Following is type confusion poc for this bug. Tested on WebKit commit c7d1888949f94118612536ffc3b7f58cf102114b.
Conclusion
It was very interesting traditional side-effect bug and getting arbitrary read/write primitive from there is not that hard task.
However, hijacking the control flow of the WebContent process on macOS and iOS requires bypassing several mitigations.
[Image from https://www.synacktiv.com/sites/default/files/2022-10/attacking_safari_in_2022_slides.pdf]
As illustrated, Apple has introduced numerous hardware and software-based mitigations.
Among these mitigations, two stand out as particularly challenging:
PAC (Pointer Authentication Code) bypass
JIT Cage bypass
The PAC is a hardware-based mitigation introduced by ARMv8.3 in 2016 to protect sensitive pointers, such as virtual function tables. It signs pointers with secret keys and authenticates the signature before accessing it. Since the A12 processor on iPhone and M1 on macOS, PAC is the default for Apple platform binaries such as Safari. Therefore, a PAC bypass is usually required to hijack control flow.

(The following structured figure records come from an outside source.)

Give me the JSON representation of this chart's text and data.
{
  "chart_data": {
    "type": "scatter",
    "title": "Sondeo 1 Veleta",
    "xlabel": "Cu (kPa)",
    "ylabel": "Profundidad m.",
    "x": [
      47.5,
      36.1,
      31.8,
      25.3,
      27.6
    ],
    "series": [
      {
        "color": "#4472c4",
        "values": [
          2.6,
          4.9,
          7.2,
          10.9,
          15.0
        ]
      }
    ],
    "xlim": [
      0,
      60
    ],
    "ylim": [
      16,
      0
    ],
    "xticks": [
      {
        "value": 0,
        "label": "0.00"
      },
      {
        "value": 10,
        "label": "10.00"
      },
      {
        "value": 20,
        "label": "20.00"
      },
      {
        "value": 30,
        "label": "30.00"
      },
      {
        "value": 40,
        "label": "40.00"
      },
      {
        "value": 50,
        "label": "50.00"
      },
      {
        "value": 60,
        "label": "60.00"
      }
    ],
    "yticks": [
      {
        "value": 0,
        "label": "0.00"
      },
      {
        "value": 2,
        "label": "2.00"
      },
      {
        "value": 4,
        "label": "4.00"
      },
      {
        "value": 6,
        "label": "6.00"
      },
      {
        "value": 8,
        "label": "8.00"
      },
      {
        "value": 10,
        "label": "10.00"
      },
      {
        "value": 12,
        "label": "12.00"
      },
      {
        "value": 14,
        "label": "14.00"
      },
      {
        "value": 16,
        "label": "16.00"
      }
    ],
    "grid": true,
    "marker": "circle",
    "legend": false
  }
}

There are interested recent usermode PAC bypass for WebContent process in public.
Manfred Paul (@_manfp) utilized it for his Pwn2Own 2024 Safari exploit https://github.com/WebKit/WebKit/commit/81c26e6a4483686853f4f88dbde6e212062755d3
Synacktiv released their offensivecon 2024 slide, there are very interested usermode PAC bypass through DYLD. Synacktiv Slide
Another annoying mitigation is the JIT cage bypass, introduced with the A15 processor (iPhone 13 series). Previously, attackers could copy their shellcode into the JIT memory region. However, with JIT cage, instructions are restricted in JIT memory, preventing the execution of:
RET
BR/BLR/BL
SVC
MRS/MSR
PACDA/AUTDA
…
This aims to prevent attackers from calling arbitrary functions. The restricted information is configured in jitbox_cfg_set
in kernel (you can find it easily from KDK).
With usermode PAC bypass, JIT cage bypass is actually not mandatory, but without JIT cage bypass, to run additional payload from WebContent requires implementing some infrastructure, such as the [NSExpression exploit](https://googleprojectzero.blogspot.com/2023/10/an-analysis-of-an-in-the-wild-ios-safari-sandbox-escape.html).
Arbitrary code execution from WebContent has become more difficult, and public resources for user-mode PAC and JIT cage bypass are still rare.
We have some idea for this, and we’d like to refine it a bit more, and then cover it in a future post if we available.